Multiple Comparison Tests

ANOVA indicates at least one significant difference but does not specify which group means are different.
Purpose of Multiple Comparison Tests: Contrast pairs of means against critical value to identify significant differences.

Liberal vs Conservative Tests

Liberal Tests: More likely to find significant differences with means that are closer together. Higher power, increased chance of Type I error (e.g., Fisher’s LSD).
Conservative Tests: Require means to be further apart for significant differences. Lower power, fewer Type I errors (e.g., Scheffe’s comparison).
Balance Test: Tukey test (more conservative than SNK).

Post Hoc Multiple Comparisons

Post Hoc: All pairwise contrasts explored after significant ANOVA (unplanned).
Planned Comparisons: Set beforehand to examine specific pairs of means, even when ANOVA isn't significant.

ANOVA with Multifactorial Variables

Simple Effects: Separate analyses of each row or column within a factorial design.
Examines the effect of one independent variable at specific levels of another.

Nonparametric Statistics

Suitable for nominal or ordinal data, generally have lower power than parametric tests.
Key Features:
- Do not assume normality of variance.
- Often used with small samples.
Parametric vs Nonparametric Tests:
- Unpaired T-test: Mann-Whitney U test (two independent groups).
- Paired T-test: Sign test or Wilcoxon signed-ranks test (two related groups).
- One Way ANOVA: Kruskal-Wallis ANOVA (three or more independent groups).
- One Way Repeated Measures ANOVA: Friedman two way ANOVA (three or more related groups).
Useful when data is not normally distributed, has outliers, or fails homogeneity of variance assumptions.
Ranking Scores: Ranks data from smallest to largest (negative values considered smallest).
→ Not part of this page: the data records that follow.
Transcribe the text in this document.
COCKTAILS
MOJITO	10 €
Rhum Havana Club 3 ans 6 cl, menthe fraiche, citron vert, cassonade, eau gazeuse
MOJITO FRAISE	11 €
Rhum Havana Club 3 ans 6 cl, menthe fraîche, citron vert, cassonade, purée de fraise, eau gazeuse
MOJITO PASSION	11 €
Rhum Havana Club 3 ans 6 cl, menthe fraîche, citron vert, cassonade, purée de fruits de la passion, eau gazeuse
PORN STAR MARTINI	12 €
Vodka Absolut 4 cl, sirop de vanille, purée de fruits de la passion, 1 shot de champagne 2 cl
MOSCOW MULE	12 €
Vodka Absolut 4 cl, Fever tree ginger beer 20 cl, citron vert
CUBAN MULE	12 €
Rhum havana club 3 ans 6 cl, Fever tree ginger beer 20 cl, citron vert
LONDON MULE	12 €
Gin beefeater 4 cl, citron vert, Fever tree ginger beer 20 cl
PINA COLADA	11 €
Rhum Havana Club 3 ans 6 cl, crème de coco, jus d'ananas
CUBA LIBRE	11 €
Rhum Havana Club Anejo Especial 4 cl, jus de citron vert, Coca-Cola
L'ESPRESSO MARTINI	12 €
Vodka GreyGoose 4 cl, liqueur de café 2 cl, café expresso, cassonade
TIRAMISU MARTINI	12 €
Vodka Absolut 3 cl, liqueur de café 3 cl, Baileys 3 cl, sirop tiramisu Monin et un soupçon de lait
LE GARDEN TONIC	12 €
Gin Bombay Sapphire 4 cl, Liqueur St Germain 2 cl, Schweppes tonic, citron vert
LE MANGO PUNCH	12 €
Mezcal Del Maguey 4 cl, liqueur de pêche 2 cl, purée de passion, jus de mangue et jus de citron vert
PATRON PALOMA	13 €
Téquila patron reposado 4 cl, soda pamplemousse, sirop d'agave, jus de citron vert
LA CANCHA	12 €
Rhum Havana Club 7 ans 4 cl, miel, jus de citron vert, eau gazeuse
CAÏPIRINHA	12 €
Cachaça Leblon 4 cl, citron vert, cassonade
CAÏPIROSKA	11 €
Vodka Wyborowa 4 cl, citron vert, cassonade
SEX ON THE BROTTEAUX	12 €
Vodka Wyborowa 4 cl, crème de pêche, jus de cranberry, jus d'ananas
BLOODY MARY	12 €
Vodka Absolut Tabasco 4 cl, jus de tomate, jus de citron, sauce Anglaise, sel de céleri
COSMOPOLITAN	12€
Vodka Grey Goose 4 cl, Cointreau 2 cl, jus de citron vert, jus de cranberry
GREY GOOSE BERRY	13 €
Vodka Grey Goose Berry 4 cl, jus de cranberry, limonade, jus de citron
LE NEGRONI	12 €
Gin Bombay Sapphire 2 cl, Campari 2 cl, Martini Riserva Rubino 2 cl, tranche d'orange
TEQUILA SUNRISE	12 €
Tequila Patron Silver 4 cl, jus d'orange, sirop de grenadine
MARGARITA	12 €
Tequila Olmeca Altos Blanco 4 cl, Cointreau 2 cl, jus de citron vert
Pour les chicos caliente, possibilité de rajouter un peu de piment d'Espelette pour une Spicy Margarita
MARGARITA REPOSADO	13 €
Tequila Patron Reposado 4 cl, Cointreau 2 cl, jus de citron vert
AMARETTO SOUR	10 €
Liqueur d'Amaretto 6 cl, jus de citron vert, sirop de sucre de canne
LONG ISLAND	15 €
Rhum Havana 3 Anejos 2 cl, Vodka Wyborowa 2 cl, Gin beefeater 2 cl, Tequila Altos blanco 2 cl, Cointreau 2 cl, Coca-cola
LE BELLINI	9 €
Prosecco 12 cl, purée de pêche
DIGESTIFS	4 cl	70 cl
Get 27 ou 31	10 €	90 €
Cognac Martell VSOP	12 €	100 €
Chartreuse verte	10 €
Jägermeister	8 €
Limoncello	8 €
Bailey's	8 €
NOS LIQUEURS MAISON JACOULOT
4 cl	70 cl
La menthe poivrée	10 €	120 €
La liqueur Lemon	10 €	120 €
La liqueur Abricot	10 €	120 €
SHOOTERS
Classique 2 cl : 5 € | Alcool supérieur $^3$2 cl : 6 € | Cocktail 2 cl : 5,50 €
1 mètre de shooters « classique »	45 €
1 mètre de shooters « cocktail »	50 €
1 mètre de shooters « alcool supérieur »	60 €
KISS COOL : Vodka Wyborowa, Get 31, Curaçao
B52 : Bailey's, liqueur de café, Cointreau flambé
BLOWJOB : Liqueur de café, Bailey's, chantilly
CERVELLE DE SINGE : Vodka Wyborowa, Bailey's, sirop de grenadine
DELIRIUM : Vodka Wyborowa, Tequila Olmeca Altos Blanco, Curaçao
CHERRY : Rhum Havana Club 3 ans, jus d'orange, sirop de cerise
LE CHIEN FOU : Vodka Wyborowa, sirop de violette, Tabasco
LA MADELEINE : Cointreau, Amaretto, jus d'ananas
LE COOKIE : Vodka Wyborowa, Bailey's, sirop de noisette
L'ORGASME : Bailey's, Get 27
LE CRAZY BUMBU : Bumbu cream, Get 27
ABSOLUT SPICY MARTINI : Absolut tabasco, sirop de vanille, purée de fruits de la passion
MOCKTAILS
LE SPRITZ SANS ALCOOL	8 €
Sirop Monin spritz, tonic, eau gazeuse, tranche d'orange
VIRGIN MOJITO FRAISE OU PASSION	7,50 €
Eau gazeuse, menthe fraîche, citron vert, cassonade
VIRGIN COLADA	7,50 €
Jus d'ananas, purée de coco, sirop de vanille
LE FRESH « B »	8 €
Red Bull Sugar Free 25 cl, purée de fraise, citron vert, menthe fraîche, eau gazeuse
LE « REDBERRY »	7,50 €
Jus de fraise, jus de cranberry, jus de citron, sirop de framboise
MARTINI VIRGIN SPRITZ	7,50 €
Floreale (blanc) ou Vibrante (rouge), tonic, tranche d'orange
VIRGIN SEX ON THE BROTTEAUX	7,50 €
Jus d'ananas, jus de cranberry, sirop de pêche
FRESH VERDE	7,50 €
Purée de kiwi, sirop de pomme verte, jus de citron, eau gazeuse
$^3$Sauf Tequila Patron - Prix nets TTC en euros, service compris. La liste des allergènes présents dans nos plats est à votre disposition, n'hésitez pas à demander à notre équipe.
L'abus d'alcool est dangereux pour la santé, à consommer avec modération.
Ties are assigned average ranks.

Module 7: Chi Square

Chi Square Basics

Purpose: Tests significance of proportions and determines if differences between observed and expected data are due to chance or relationships.
Assesses associations between categorical variables but does not imply causation.
Assumptions:
- Data represent individual counts.
- Categories are mutually exclusive.
- No subject represented twice.
Hypothesis Testing:
- If Chi-square > critical value → reject H0.
- If Chi-square < critical value → fail to reject H0.

Goodness of Fit

Evaluates if observed data aligns with a specific distribution or expected proportions.
Hypothesis Testing: H0 states observed proportion does not differ from expected proportion.
Degrees of Freedom: df = k - 1 (number of categories).

Standardized Residuals

Identify which categories contribute most to the Chi-square value.
Formula: Residual = Observed - Expected, (Standardized Residual = Residual / √Expected).
Larger residuals = greater variation from expected

Independence Test

Examines association between two categorical variables.
Hypothesis Testing: H0 assumes no association.
Data is organized into contingency tables.
Degrees of Freedom: df = (rows - 1) × (columns - 1).

Correlation

Measures association between two variables.
Types of Relationships:
- Positive: As X increases, Y increases.
- Negative: As X increases, Y decreases.
Note: Does not imply causation.

Scatter Plots

Visual representation of data to clarify patterns.
Closer points to a straight line indicate stronger associations.
Outliers: Data points that lie outside the cluster.

Correlation Coefficient

Used to assess strength and direction of relationship between two variables.
Range: From -1.0 to +1.0.
The sign indicates direction, while 0 indicates no relationship.

Pearson Coefficient

Pearson r: Used for sample data and population parameters (p).
Applicable when X and Y are continuous variables, normally distributed, on interval/ratio scales.
Hypothesis Testing:
- H0 states no relationship (p = 0).
- HA states a relationship exists (p ≠ 0).
Spearman Rank Correlation Coefficient (rs): Nonparametric alternative to Pearson's coefficient, based on ranked data or ordinal data.

Module 8: Regression

Linear Regression

The correlation coefficient describes strength but not prediction.
Regression models predict outcomes based on shared variance.
Coefficient of Determination (r²): Represents proportion of variance explained by the independent variable. Ranges from 0 to 1.

Simple Linear Regression

Predicts how well one variable predicts another.
Variables:
- X: Independent variable.
- Y: Dependent variable.
Regression Equation: Ŷ = a + bX.
H0: b = 0 (no relationship).
Least Squares Method: Fits regression line to minimize sum of squared residuals.

Multiple Regression

Utilizes multiple independent variables to predict one dependent variable.
Equation: Ŷ = a + b1X1 + b2X2 + …
R² indicates percentage of total variance explained by predictors.
H0: b = 0 for each independent variable.

Standardized Regression Coefficients

Allows comparison across different units of independent variables.
Coefficients converted to z-scores or standardized beta weights to measure contribution to prediction.

Collinearity

Occurs when independent variables are correlated, making some appear less important.
Higher Variance Inflation Factor (VIF) indicates greater collinearity.

Logistic Regression

Predicts probability of event occurrence with a dichotomous dependent variable.
Independent variables can be continuous or categorical.
Dummy Variables: Used for categorical variables by assigning numerical values.
Outcome Coding: Target group is coded as 1, reference group as 0.

Odds Ratio

Measures likelihood of belonging to a target group compared to a reference group.
OR > 1: Increased risk.
OR < 1: Decreased risk.